In the case of transactions involving financial institutions (or equivalent accredited bodies), the CC will have to refer to the Bank Al-Maghrib for its prior opinion before making any decision.
However, the head of government’s office will retain a “right of evocation”, permitting them to take jurisdiction over transactions on the grounds of public interest other than the preservation of competition (see below in Phase II). Although rarely used in certain countries in which this power exists (for example France, where it has been applied only once), this power should not be overlooked in the Moroccan regime, particularly in the case of sensitive transactions.
Follow the new form
The notification files must follow the form set out by decree n°2-14-652 of 1st December 2014, which is significantly more detailed than the previous form.
Although the new regime does not provide for a pre-notification procedure, informal contacts with the CC may be considered before notification to facilitate a smooth and timely treatment of the case.
Schedule the transaction so as to include the new procedural timeline
The reform provides for a five-month period, including a two-month Phase I (60 days from the receipt of a complete notification) and a three-month Phase II (90 days), but these terms may be extended or suspended in a number of cases (Phase I up to 120 days, and Phase II up to 180 days or more).
The details of these phases are as follows:
Phase I
If commitments are offered, the 60-day examination will be extended by 20 days.
In addition, a new stop-the-clock procedure has been created. The parties may ask for a suspension of the examination period for a maximum of 20 days in case of ‘particular necessity’ (e.g. to finalise the commitments).
Within 20 days from the receipt of the CC’s decision, or if the CC does not take any decision until the end of the first 60-day period, the head of the government (or a delegate) will have the power to ask the CC to open a Phase II proceeding.
Therefore, Phase I could theoretically last between 60 and 100 days, plus 20 extra days for the head of the government’s reaction.
Phase II
If commitments are offered less than 30 days before the end of the 90-day period, the 90 days will be extended by 30 days as of the receipt of the commitments by the CC.
In addition, there are two new possible stop-the-clock options:
- the parties may ask to suspend the examination period for 30 days in case of ‘particular necessity’ (e.g. to finalise the commitments)
- a suspension (without time limit) may also be decided ex officio by the CC for information purposes (new events, delay of the parties or third parties in sending information) until the cause of such suspension has ceased.

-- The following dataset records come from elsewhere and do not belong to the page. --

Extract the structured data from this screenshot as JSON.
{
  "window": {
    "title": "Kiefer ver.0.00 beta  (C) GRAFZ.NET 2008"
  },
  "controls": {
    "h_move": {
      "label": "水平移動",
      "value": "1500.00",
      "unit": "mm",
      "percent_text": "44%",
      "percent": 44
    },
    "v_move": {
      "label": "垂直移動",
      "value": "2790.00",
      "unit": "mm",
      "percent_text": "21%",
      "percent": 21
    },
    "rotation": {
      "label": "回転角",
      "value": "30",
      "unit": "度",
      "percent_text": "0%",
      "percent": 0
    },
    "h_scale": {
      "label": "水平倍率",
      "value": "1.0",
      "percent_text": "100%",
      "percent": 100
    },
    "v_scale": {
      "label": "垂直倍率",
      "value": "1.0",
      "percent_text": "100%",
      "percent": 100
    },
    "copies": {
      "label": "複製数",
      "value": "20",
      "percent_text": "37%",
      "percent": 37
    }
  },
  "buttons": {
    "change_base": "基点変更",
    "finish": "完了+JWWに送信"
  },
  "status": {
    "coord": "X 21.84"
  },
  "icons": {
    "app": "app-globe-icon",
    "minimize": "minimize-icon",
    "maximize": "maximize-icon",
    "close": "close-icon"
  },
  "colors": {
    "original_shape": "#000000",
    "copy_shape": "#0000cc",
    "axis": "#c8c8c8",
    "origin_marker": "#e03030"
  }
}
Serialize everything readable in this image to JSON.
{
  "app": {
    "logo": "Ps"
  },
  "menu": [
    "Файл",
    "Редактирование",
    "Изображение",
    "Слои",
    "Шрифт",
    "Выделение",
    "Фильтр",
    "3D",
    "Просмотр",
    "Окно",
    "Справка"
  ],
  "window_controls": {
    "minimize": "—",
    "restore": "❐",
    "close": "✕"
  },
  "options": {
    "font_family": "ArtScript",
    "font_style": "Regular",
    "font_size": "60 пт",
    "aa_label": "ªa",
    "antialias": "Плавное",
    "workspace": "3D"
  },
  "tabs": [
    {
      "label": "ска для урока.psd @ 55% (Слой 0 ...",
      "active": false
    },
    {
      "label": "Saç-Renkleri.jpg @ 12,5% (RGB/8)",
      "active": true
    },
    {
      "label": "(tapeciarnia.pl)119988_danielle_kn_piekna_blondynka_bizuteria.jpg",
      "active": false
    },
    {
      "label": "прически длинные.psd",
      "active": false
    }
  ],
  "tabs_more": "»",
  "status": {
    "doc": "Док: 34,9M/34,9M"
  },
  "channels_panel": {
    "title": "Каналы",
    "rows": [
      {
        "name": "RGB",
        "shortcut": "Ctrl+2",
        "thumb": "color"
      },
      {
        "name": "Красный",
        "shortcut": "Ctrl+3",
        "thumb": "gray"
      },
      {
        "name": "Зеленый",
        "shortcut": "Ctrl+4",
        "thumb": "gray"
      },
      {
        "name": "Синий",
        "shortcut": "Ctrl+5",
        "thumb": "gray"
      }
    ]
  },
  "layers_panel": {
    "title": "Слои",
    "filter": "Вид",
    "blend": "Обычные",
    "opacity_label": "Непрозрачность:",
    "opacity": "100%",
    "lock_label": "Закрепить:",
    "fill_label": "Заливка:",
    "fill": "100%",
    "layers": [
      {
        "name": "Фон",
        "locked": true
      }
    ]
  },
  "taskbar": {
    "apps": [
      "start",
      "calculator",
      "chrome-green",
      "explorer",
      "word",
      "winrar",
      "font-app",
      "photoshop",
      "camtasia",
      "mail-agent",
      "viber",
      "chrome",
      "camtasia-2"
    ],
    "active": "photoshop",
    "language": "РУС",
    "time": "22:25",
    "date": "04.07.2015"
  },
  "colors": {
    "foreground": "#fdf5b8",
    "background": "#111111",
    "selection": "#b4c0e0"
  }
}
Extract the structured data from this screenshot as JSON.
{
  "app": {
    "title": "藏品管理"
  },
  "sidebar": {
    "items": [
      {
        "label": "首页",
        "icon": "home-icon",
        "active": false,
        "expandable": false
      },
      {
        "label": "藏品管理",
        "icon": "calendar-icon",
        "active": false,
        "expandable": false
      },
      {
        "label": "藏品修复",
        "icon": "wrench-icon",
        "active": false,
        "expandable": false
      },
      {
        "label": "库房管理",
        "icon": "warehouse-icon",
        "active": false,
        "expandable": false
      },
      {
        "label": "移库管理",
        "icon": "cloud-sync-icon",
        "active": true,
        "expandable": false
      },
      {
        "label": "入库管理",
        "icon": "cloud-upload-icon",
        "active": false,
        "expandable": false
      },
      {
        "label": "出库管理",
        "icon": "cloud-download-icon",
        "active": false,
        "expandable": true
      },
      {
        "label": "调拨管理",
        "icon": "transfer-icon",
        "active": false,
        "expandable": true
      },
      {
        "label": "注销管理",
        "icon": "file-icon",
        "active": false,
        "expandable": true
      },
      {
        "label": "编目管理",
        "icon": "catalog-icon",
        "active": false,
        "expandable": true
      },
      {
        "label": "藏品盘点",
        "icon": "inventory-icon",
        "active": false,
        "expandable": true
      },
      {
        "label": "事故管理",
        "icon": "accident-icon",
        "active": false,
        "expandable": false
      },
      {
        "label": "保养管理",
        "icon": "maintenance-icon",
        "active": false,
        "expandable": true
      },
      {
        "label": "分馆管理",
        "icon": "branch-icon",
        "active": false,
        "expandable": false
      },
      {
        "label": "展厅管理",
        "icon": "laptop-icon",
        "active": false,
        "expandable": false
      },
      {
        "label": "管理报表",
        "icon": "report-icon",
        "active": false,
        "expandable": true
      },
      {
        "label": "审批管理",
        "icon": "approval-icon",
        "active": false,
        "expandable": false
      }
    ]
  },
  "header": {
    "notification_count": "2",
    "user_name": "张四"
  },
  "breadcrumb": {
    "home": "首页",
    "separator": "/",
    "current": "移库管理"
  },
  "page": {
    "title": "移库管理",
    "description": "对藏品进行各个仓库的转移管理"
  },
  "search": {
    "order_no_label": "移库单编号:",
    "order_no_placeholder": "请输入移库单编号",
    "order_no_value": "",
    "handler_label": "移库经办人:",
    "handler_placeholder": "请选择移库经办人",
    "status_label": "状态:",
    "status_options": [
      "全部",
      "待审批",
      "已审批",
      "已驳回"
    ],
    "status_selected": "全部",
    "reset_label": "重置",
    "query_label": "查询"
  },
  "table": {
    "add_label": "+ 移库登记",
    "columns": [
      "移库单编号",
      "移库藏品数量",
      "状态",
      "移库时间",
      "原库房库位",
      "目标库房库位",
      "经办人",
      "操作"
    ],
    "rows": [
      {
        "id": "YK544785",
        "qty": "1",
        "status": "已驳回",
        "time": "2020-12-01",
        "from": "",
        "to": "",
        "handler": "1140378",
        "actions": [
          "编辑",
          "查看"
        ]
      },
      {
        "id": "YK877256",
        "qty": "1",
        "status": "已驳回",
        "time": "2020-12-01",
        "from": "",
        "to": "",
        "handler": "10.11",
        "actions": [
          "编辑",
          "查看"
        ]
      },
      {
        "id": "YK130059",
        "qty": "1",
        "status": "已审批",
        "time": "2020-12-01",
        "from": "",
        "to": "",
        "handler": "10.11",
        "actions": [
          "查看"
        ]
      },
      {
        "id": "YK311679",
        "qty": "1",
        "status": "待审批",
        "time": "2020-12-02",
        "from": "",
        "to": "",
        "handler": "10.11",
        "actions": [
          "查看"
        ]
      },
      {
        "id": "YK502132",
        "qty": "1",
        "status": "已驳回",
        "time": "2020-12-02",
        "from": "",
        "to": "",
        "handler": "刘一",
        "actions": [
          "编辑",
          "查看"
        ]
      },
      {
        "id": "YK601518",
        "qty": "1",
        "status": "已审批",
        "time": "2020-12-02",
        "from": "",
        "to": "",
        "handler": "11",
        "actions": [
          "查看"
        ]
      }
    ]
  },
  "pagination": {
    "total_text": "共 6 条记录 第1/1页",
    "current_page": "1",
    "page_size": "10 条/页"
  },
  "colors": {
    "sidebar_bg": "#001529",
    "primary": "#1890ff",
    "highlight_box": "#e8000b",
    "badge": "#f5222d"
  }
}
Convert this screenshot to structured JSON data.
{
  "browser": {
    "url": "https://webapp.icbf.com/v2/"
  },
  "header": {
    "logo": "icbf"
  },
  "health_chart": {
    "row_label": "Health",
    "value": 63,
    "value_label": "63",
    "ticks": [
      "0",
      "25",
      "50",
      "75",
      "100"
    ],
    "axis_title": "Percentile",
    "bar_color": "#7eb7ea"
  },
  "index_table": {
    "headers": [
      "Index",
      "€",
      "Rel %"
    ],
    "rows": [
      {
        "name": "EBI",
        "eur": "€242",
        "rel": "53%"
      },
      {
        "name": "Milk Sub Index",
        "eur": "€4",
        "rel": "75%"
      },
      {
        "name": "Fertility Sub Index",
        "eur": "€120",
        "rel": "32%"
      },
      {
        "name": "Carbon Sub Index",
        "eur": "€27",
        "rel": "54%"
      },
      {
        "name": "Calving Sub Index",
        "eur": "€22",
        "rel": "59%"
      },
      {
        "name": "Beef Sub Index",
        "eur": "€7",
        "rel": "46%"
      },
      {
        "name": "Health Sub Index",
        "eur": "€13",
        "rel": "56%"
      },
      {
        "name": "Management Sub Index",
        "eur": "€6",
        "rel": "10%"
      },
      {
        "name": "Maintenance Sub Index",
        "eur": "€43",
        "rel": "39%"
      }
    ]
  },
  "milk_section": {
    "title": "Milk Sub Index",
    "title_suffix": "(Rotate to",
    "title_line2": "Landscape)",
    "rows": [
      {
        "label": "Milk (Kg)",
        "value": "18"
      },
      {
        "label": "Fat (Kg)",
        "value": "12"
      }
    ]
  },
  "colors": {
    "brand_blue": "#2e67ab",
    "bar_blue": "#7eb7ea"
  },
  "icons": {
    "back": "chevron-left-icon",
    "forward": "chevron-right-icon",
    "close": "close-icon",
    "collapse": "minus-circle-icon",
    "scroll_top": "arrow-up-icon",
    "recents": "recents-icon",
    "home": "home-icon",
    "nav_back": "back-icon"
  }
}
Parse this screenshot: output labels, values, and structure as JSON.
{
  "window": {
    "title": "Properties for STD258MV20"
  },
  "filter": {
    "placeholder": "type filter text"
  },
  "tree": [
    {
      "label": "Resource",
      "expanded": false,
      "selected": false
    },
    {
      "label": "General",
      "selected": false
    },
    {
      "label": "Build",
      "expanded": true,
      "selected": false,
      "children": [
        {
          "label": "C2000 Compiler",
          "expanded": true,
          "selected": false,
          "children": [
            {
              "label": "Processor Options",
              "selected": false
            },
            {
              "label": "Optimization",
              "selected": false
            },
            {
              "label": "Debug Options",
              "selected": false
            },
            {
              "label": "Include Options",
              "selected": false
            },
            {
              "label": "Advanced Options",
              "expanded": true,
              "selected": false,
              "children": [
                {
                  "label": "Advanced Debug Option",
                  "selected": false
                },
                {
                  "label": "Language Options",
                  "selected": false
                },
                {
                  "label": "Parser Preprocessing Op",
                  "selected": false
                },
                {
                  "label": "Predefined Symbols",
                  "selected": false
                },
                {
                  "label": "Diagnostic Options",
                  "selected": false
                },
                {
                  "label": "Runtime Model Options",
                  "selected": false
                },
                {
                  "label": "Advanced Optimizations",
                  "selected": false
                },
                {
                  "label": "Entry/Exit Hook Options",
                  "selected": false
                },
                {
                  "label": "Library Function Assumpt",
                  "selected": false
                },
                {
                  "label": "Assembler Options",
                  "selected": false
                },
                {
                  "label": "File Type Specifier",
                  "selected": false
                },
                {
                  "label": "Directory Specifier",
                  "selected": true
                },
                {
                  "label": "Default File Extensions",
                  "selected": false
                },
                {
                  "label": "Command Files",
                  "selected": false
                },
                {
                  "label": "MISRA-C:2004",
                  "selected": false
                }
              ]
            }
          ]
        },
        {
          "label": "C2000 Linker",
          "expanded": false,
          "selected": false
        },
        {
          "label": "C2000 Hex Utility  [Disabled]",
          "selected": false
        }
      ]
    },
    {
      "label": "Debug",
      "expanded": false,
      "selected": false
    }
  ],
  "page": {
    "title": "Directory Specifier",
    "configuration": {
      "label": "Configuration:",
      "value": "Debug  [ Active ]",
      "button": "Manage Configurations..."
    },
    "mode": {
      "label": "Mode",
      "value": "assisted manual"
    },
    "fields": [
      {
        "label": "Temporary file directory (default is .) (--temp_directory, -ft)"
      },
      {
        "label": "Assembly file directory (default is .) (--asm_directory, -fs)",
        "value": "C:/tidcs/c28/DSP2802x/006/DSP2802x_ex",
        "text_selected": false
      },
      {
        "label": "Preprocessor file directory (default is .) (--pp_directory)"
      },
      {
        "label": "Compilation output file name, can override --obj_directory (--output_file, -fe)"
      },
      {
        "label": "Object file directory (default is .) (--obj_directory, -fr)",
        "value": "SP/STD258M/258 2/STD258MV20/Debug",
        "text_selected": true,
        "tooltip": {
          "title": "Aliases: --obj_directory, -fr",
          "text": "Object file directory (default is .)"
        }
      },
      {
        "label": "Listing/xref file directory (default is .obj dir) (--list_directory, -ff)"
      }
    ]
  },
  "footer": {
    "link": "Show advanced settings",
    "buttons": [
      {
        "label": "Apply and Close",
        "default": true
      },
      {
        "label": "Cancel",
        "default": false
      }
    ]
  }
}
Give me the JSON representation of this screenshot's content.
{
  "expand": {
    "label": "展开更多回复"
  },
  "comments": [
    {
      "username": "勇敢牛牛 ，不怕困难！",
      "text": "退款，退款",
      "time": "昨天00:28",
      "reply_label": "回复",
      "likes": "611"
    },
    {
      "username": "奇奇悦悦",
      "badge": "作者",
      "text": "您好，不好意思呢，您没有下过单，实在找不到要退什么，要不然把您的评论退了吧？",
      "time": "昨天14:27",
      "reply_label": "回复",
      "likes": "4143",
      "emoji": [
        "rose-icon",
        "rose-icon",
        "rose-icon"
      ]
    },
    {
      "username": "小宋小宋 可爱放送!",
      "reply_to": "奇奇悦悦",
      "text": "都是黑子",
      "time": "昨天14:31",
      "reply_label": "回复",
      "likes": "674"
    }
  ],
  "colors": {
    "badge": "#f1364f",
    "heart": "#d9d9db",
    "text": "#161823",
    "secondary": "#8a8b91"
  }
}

Within 30 days from the receipt of the CC’s decision, the head of the government (or a delegate) has a “right of evocation” allowing him to take over the case (whatever the decision previously rendered by the CC) and make another decision on the transaction for reasons of general interest (other than competition reasons) such as: industrial development, the international competitiveness of the businesses in question, or the creation or maintenance of employment. This decision may be subject to commitments. No deadline is set for the head of the government’s decision.
Therefore, Phase II could theoretically last from 90 to 150 days (or more if a suspension is decided ex officio by the CC), plus at least 30 extra days for the head of the government’s reaction (or more since there is no deadline for him or her to issue such a decision).